54. A method of constructing an amino-acid sequence database comprising:

i) a step for obtaining a linker degree determination score of an amino-acid residue Ai at a position i in an amino-acid sequence with L2 amino-acid residues (L2 is an integer of 22 or more) according to the method as set forth in claim 35 (however, a linker degree determination score need not be obtained for 0 to 50 residues at the N and C terminals of the amino-acid sequence);

ii) a step for executing secondary-structure prediction on the amino-acid sequence and predicting which regions will take a loop structure;

iii) a step for obtaining regions which are found likely to take a loop structure in the secondary-structure prediction and whose linker degree determination score is greater than 0;

iv) a step for selecting from the regions obtained in iii) the one whose maximum value of the linker degree determination score is greater than a lower limit value; and

v) a step for recording in a recording medium the amino-acid sequence of the region selected in iv).

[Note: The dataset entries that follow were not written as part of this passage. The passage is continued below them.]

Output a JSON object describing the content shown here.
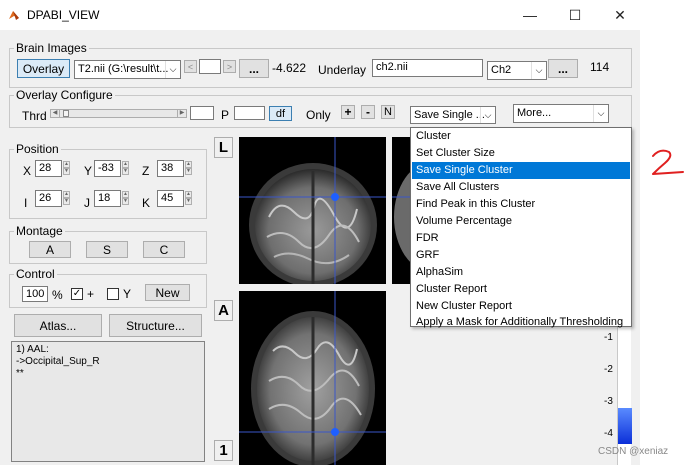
{
  "window": {
    "title": "DPABI_VIEW",
    "minimize": "—",
    "maximize": "☐",
    "close": "✕"
  },
  "brain_images": {
    "title": "Brain Images",
    "overlay_button": "Overlay",
    "overlay_file": "T2.nii (G:\\result\\t...",
    "prev": "<",
    "next": ">",
    "browse": "...",
    "value": "-4.622",
    "underlay_label": "Underlay",
    "underlay_file": "ch2.nii",
    "underlay_combo": "Ch2",
    "underlay_browse": "...",
    "number": "114"
  },
  "overlay_configure": {
    "title": "Overlay Configure",
    "thrd_label": "Thrd",
    "p_label": "P",
    "df_button": "df",
    "only_label": "Only",
    "plus": "+",
    "minus": "-",
    "n": "N",
    "cluster_combo": "Save Single ...",
    "more_combo": "More..."
  },
  "cluster_menu": {
    "items": [
      "Cluster",
      "Set Cluster Size",
      "Save Single Cluster",
      "Save All Clusters",
      "Find Peak in this Cluster",
      "Volume Percentage",
      "FDR",
      "GRF",
      "AlphaSim",
      "Cluster Report",
      "New Cluster Report",
      "Apply a Mask for Additionally Thresholding"
    ],
    "selected_index": 2
  },
  "position": {
    "title": "Position",
    "x_label": "X",
    "x_value": "28",
    "y_label": "Y",
    "y_value": "-83",
    "z_label": "Z",
    "z_value": "38",
    "i_label": "I",
    "i_value": "26",
    "j_label": "J",
    "j_value": "18",
    "k_label": "K",
    "k_value": "45"
  },
  "montage": {
    "title": "Montage",
    "a": "A",
    "s": "S",
    "c": "C"
  },
  "control": {
    "title": "Control",
    "zoom": "100",
    "percent": "%",
    "plus_check": "+",
    "plus_checked": "✓",
    "y_check": "Y",
    "new_button": "New"
  },
  "atlas_button": "Atlas...",
  "structure_button": "Structure...",
  "info": {
    "line1": "1) AAL:",
    "line2": "->Occipital_Sup_R",
    "line3": "**"
  },
  "view_labels": {
    "left": "L",
    "anterior": "A",
    "one": "1"
  },
  "colorbar": {
    "ticks": [
      "-1",
      "-2",
      "-3",
      "-4"
    ],
    "accent": "#0078d7"
  },
  "annotation": "2",
  "watermark": "CSDN @xeniaz"
}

55. A domain linker peptide made of the same amino-acid sequence as the amino-acid sequence of a region whose maximum value of a linker degree determination score is greater than a lower limit value, and which was obtained by a method comprising:

i) a step for obtaining a linker degree determination score of an amino-acid residue Ai at a position i in an amino-acid sequence with L2 amino acid residues (L2 is an integer of 22 or more) according to a method as set forth in claim 35 (however, a linker degree determination score need not be obtained for 0 to 50 residues at the N and C terminals of the amino acid sequence);

ii) a step for executing secondary-structure prediction on the amino-acid sequence and predicting which regions will take a loop structure;

iii) a step for obtaining regions which are found likely to take a loop structure in the secondary-structure prediction and whose linker trend determination score is greater than 0; and

iv) a step for selecting from the regions obtained in iii) the one whose maximum value of the linker degree determination score is greater than the lower limit value.